In the model below I added a generated quantities block that has two additional quantities. One is the posterior predictions, and one is the equivalent of expected value of the posterior predictions (e.g., like posterior_epred). I calculated the second with a user defined function.
model_stan2 <- '
functions {
real linear_predictor(real alpha, real beta, real x) {
real out;
out = alpha + beta*x;
return out;
}
}
data{
int <lower=1> N;
vector[N] height;
vector[N] weight;
}
parameters{
real alpha;
real beta;
real<lower=0> sigma;
}
transformed parameters{
vector[N] height_hat;
height_hat = alpha + beta * weight;
}
model{
vector[N] mu;
// Priors
alpha ~ normal(178, 20);
beta ~ lognormal(0,1);
sigma ~ exponential(1);
mu = alpha + beta*(weight);
// Likelihood
height ~ normal( mu, sigma);
}
generated quantities {
vector[N] y_pred_no_variance; // generated quantities for predicted values
vector[N] y_pred_w_variance;
for (i in 1:N) {
y_pred_no_variance[i] = linear_predictor(alpha, beta, x[i]);
y_pred_w_variance[i] = normal_rng(alpha + beta * x[i], sigma);
}
}
'
I then just followed similarly to this code, as cited above.

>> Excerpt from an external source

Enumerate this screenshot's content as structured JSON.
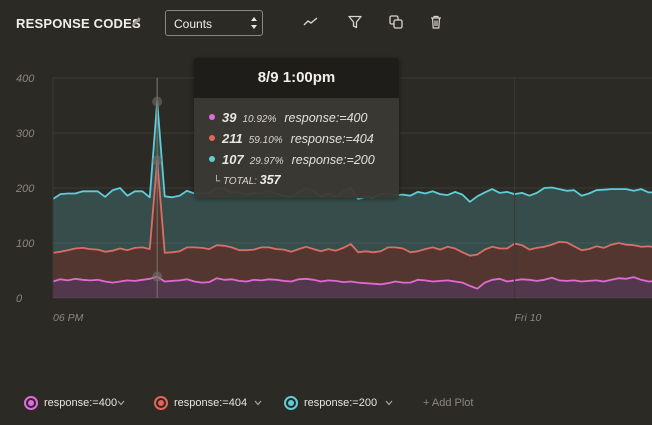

y_pred_solved <- rstan::extract(stan_samples2)$y_pred
residuals_y <- rstan::extract(stan_samples2)$y_pred_w_variance - rstan::extract(fit_out_tester)$y_pred
var_residuals <- apply(residuals_y, 1, var)
var_pred_out <- apply(y_pred_solved, 1, var)
hist(var_pred_out/(var_pred_out + var_residuals))
This was so helpful, it really helps with large models! Just one question what is the use of y_pred_w_variance_samples, sorry if it is a simple question but I’m new using Stan.
When we do posterior predictive inference, there are two forms of uncertainty that you see in the formula:
\displaystyle p(y^\text{new} \mid y^\text{obs}) = \int_{\mathbb{R}^N} p(y^\text{new} \mid \theta) \cdot p(\theta \mid y^\text{obs}) \, \textrm{d}\theta.
If we want to draw a new y^\text{new} we need to grab a parameter draw $\theta^{(n)} \sim p(\theta \mid y^\text{obs})$$, the sampling variation for which is our estimation uncertainty. Then given \theta^{(n)}, we take a draw from the sampling distribution y^\text{new} \sim p(y \mid \theta^{(n)}).
The first line y_pred_no_variance
gives you only the estimation uncertainty in the linear predictor. The second line, y_pred_w_variance
adds in the sampling variation. If you want to get the posterior for y^\text{new} in the posterior predictive distribution p(y^\text{new} \mid y^\text{obs}), then you need both kinds of uncertainty. This will give you the posterior mean and the correct posterior variance. In this particular case of a linear regression, we know that the posterior mean of y^\text{new} is the posterior mean of \alpha + \beta \cdot x^\text{new}, so we only need the first uncertainty if all we care about is the posterior mean.